John Petrie likes the idea of low-cost security as much as the next guy. But while some see green technology as a way to achieve that goal while also helping the environment, Petrie has his doubts.
"You can gain some cost savings with an over-arching green strategy and then take advantage of investments that can achieve green security. But by itself, green security would fail," says Petrie, CISO of San Antonio-based Harland Clarke, a financial services firm with more than 5,000 employees and multiple locations. The problem, he says, is that companies with centralized security programs already make the efficient use of existing people, processes and technology.
Richard Stiennon, CEO of managed security services firm Seccom Global, says one can argue that unified threat management (UTM) appliances are green because they reduce the need for multiple power-consuming boxes, but that doesn't mean the technology is the best security fit for everyone. "While power and heat saving may be something enterprises start to push vendors on, the primary requirement for security devices - blocking threats - will always take precedence," he says.
Nevertheless, a growing number of security pros are looking into the cost-saving benefits of green security in this time of economic uncertainty. Helping the environment is just a bonus, and those who have explored the idea of green security have found they can maintain their defenses just as well with a smaller carbon footprint.
"Going green is no longer optional from a business vantage point," says Joseph Guarino, CEO and senior consultant for Boston-based Evolutionary IT, which specializes in security tools and management. "If you embrace that idea in your future plans, you will reduce your costs while saving the planet."
Cut air travel, cut emissions
Security professionals say green security is about more than shrinking the number of boxes that suck up power and expand a company's carbon footprint.
For Richard Bejtlich, director of incident response at General Electric, the biggest green security challenge is in how the company moves people around. Incident response investigations often require people to fly to offices spread across the country. But travel can be expensive and the environment certainly doesn't benefit from the jet fuel that's burned in the process.
Bejtlich's solution is to find more remote ways for employees to conduct incident response.
"Rather than have the carbon footprint of a plane trip, we can instead focus on moving the data we need (for incident response) instead of moving the people," he says. Bejtlich says a lot of the work can get done using virtual technology without reducing the quality of the security.
To achieve this at GE, Bejtlich has made use of F-Response, a vendor neutral, patent-pending software utility that allows an investigator to conduct live forensics, data recovery, and e-discovery over an IP network using the tools of their choice. "For $5,000 we can use the F-Response enterprise product throughout the company," he says. "It's a very good deal."
Bejtlich is also a believer in letting employees work from home.
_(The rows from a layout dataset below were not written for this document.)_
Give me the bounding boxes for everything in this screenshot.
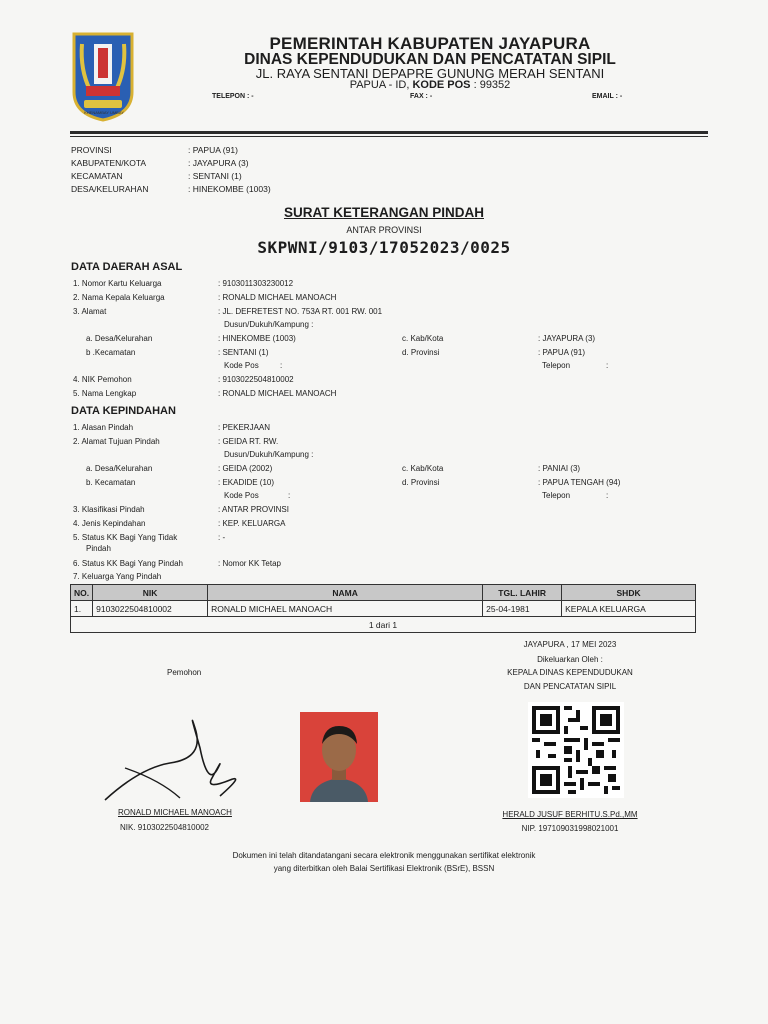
pindah-kodepos-value: : — [288, 491, 291, 500]
sign-issued-by: Dikeluarkan Oleh : — [537, 655, 603, 664]
pindah-klasifikasi-value: : ANTAR PROVINSI — [218, 505, 289, 514]
asal-kab-value: : JAYAPURA (3) — [538, 334, 596, 343]
asal-kk-value: : 9103011303230012 — [218, 279, 294, 288]
asal-nama-value: : RONALD MICHAEL MANOACH — [218, 389, 337, 398]
pindah-desa-value: : GEIDA (2002) — [218, 464, 273, 473]
asal-kodepos-value: : — [280, 361, 283, 370]
header-postal: PAPUA - ID, KODE POS : 99352 — [349, 79, 511, 91]
applicant-photo — [300, 712, 378, 802]
asal-alamat-label: 3. Alamat — [73, 307, 107, 316]
sign-office-line1: KEPALA DINAS KEPENDUDUKAN — [507, 668, 633, 677]
asal-telepon-label: Telepon — [542, 361, 571, 370]
footer-line2: yang diterbitkan oleh Balai Sertifikasi Elektronik (BSrE), BSSN — [273, 864, 495, 873]
pindah-kec-label: b. Kecamatan — [86, 478, 136, 487]
verification-qr-code[interactable] — [528, 702, 624, 798]
pindah-kab-value: : PANIAI (3) — [538, 464, 581, 473]
col-nik: NIK — [93, 585, 208, 601]
pindah-telepon-value: : — [606, 491, 609, 500]
document-number: SKPWNI/9103/17052023/0025 — [257, 238, 511, 257]
asal-telepon-value: : — [606, 361, 609, 370]
wilayah-provinsi-label: PROVINSI — [71, 145, 112, 155]
asal-dusun: Dusun/Dukuh/Kampung : — [224, 320, 314, 329]
pindah-kab-label: c. Kab/Kota — [402, 464, 444, 473]
asal-kepala-label: 2. Nama Kepala Keluarga — [73, 293, 165, 302]
table-row — [71, 601, 696, 617]
cell-nik: 9103022504810002 — [93, 601, 208, 617]
header-government: PEMERINTAH KABUPATEN JAYAPURA — [269, 34, 591, 53]
official-name: HERALD JUSUF BERHITU.S.Pd.,MM — [502, 810, 638, 819]
pindah-status-tidak-value: : - — [218, 533, 226, 542]
cell-nama: RONALD MICHAEL MANOACH — [208, 601, 483, 617]
asal-prov-value: : PAPUA (91) — [538, 348, 585, 357]
table-footer-row — [71, 617, 696, 633]
pindah-alasan-label: 1. Alasan Pindah — [73, 423, 134, 432]
wilayah-kecamatan-value: : SENTANI (1) — [188, 171, 242, 181]
wilayah-kabupaten-value: : JAYAPURA (3) — [188, 158, 249, 168]
pindah-alasan-value: : PEKERJAAN — [218, 423, 271, 432]
pindah-status-pindah-value: : Nomor KK Tetap — [218, 559, 281, 568]
header-fax: FAX : - — [410, 93, 433, 100]
asal-desa-value: : HINEKOMBE (1003) — [218, 334, 296, 343]
asal-kk-label: 1. Nomor Kartu Keluarga — [73, 279, 162, 288]
header-rule-thick — [70, 131, 708, 134]
asal-nik-value: : 9103022504810002 — [218, 375, 294, 384]
col-no: NO. — [71, 585, 93, 601]
asal-prov-label: d. Provinsi — [402, 348, 440, 357]
handwritten-signature — [100, 708, 260, 818]
cell-no: 1. — [71, 601, 93, 617]
pemohon-label: Pemohon — [167, 668, 202, 677]
document-title: SURAT KETERANGAN PINDAH — [283, 205, 484, 220]
pemohon-name: RONALD MICHAEL MANOACH — [118, 808, 232, 817]
family-table — [70, 584, 696, 633]
section-heading-kepindahan: DATA KEPINDAHAN — [71, 405, 176, 417]
asal-kec-label: b .Kecamatan — [86, 348, 136, 357]
pindah-jenis-label: 4. Jenis Kepindahan — [73, 519, 146, 528]
asal-desa-label: a. Desa/Kelurahan — [86, 334, 153, 343]
asal-nama-label: 5. Nama Lengkap — [73, 389, 137, 398]
kabupaten-jayapura-emblem — [70, 30, 136, 122]
asal-kepala-value: : RONALD MICHAEL MANOACH — [218, 293, 337, 302]
header-email: EMAIL : - — [592, 93, 623, 100]
asal-nik-label: 4. NIK Pemohon — [73, 375, 132, 384]
pindah-jenis-value: : KEP. KELUARGA — [218, 519, 286, 528]
cell-tgl-lahir: 25-04-1981 — [483, 601, 562, 617]
col-shdk: SHDK — [562, 585, 696, 601]
pindah-prov-value: : PAPUA TENGAH (94) — [538, 478, 621, 487]
wilayah-desa-label: DESA/KELURAHAN — [71, 184, 149, 194]
header-rule-thin — [70, 136, 708, 137]
pindah-dusun: Dusun/Dukuh/Kampung : — [224, 450, 314, 459]
pindah-kodepos-label: Kode Pos — [224, 491, 259, 500]
asal-kab-label: c. Kab/Kota — [402, 334, 444, 343]
official-nip: NIP. 197109031998021001 — [521, 824, 619, 833]
header-department: DINAS KEPENDUDUKAN DAN PENCATATAN SIPIL — [244, 51, 616, 68]
asal-kodepos-label: Kode Pos — [224, 361, 259, 370]
document-subtitle: ANTAR PROVINSI — [346, 225, 422, 235]
pindah-status-tidak-label: 5. Status KK Bagi Yang Tidak — [73, 533, 178, 542]
pindah-kec-value: : EKADIDE (10) — [218, 478, 275, 487]
wilayah-desa-value: : HINEKOMBE (1003) — [188, 184, 271, 194]
pemohon-nik: NIK. 9103022504810002 — [120, 823, 209, 832]
cell-shdk: KEPALA KELUARGA — [562, 601, 696, 617]
pindah-desa-label: a. Desa/Kelurahan — [86, 464, 153, 473]
asal-alamat-value: : JL. DEFRETEST NO. 753A RT. 001 RW. 001 — [218, 307, 383, 316]
wilayah-kecamatan-label: KECAMATAN — [71, 171, 123, 181]
sign-place-date: JAYAPURA , 17 MEI 2023 — [523, 640, 617, 649]
header-telepon: TELEPON : - — [212, 93, 254, 100]
table-header-row — [71, 585, 696, 601]
wilayah-provinsi-value: : PAPUA (91) — [188, 145, 238, 155]
sign-office-line2: DAN PENCATATAN SIPIL — [523, 682, 617, 691]
col-nama: NAMA — [208, 585, 483, 601]
pindah-telepon-label: Telepon — [542, 491, 571, 500]
wilayah-kabupaten-label: KABUPATEN/KOTA — [71, 158, 147, 168]
pindah-klasifikasi-label: 3. Klasifikasi Pindah — [73, 505, 145, 514]
header-address: JL. RAYA SENTANI DEPAPRE GUNUNG MERAH SENTANI — [255, 66, 605, 81]
table-page-indicator: 1 dari 1 — [71, 617, 696, 633]
emblem-caption: KHENAMBAY UMBAY — [84, 110, 124, 115]
pindah-status-pindah-label: 6. Status KK Bagi Yang Pindah — [73, 559, 184, 568]
section-heading-asal: DATA DAERAH ASAL — [71, 261, 183, 273]
pindah-alamat-value: : GEIDA RT. RW. — [218, 437, 279, 446]
footer-line1: Dokumen ini telah ditandatangani secara elektronik menggunakan sertifikat elektronik — [232, 851, 536, 860]
col-tgl-lahir: TGL. LAHIR — [483, 585, 562, 601]
pindah-status-tidak-label-2: Pindah — [86, 544, 111, 553]
pindah-prov-label: d. Provinsi — [402, 478, 440, 487]
pindah-alamat-label: 2. Alamat Tujuan Pindah — [73, 437, 160, 446]
pindah-keluarga-label: 7. Keluarga Yang Pindah — [73, 572, 162, 581]
asal-kec-value: : SENTANI (1) — [218, 348, 269, 357]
Like the reduction in air travel, working from home means fewer people burning gas on the way to the office.
"We encourage people to work from home so they don't waste energy on travel. The incident response team is all over the world anyway, so we really don't need to be in an office," he says. "Doing the job virtually makes budgetary sense, we spend more time getting the work done, and the bonus is it lowers our carbon footprint."
Bejtlich's success with virtual technology is music to the ears of Evolutionary IT's Guarino, who sees
Another true believer is Ray Stanton, global head of business continuity for BT, a major UK-based telecommunications provider operating in 170 countries. He pitched the green security concept several times during a recent interview to announce BT's deployment of Crossbeam Systems' X-Series security platform.
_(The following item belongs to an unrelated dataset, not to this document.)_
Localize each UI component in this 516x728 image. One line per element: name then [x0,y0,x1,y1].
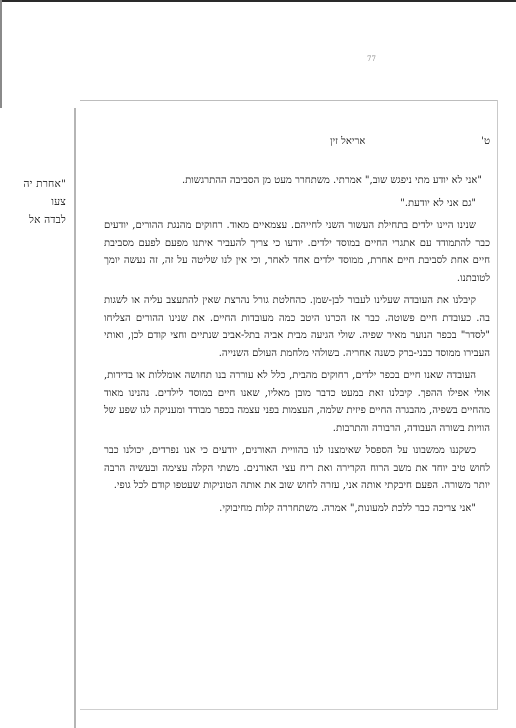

Stanton says BT saved money and overhead that would otherwise be spent to maintain and manage 40-plus security devices. BT can now deliver a virtual firewall across its far-flung operation by deploying just three Crossbeam platforms, he says.
"People can either talk green or live it," Stanton says. "We are trying desperately to live it and Crossbeam lets us do it. If you can maintain security while improving your cost base and green position, that can't be wrong, can it?"
Security with fewer bells and whistles
For those looking to consolidate the machinery without increasing risk, a thorough vetting of technology is a must, says Sandra Kay Miller, an independent security analyst based in Harrisburg, Penn. From her own research, she has come across a variety of products that will reduce power consumption without shortchanging security.
As one example, she says she is looking at the latest Endpoint Security and Control product from Sophos and has found that it could probably be used in place of several best-of-breed appliances and their combined functionality.
"So many security products today are covering multiple bases and doing it well," she says. "The challenge is to decide which products best meet the needs of the organization effectively enough to warrant the consolidation of products."
Beware of the hype
Of course, as the green IT movement grows, so does the crush of publicity from vendors trying to cash in on it. Illinois-based security consultant and writer John Bambenek sees a lot of hype building around the green IT movement, and it makes him skeptical.
"'Going green' is the fad du jour right now, so [vendors] are trying to jump on that bandwagon," he says.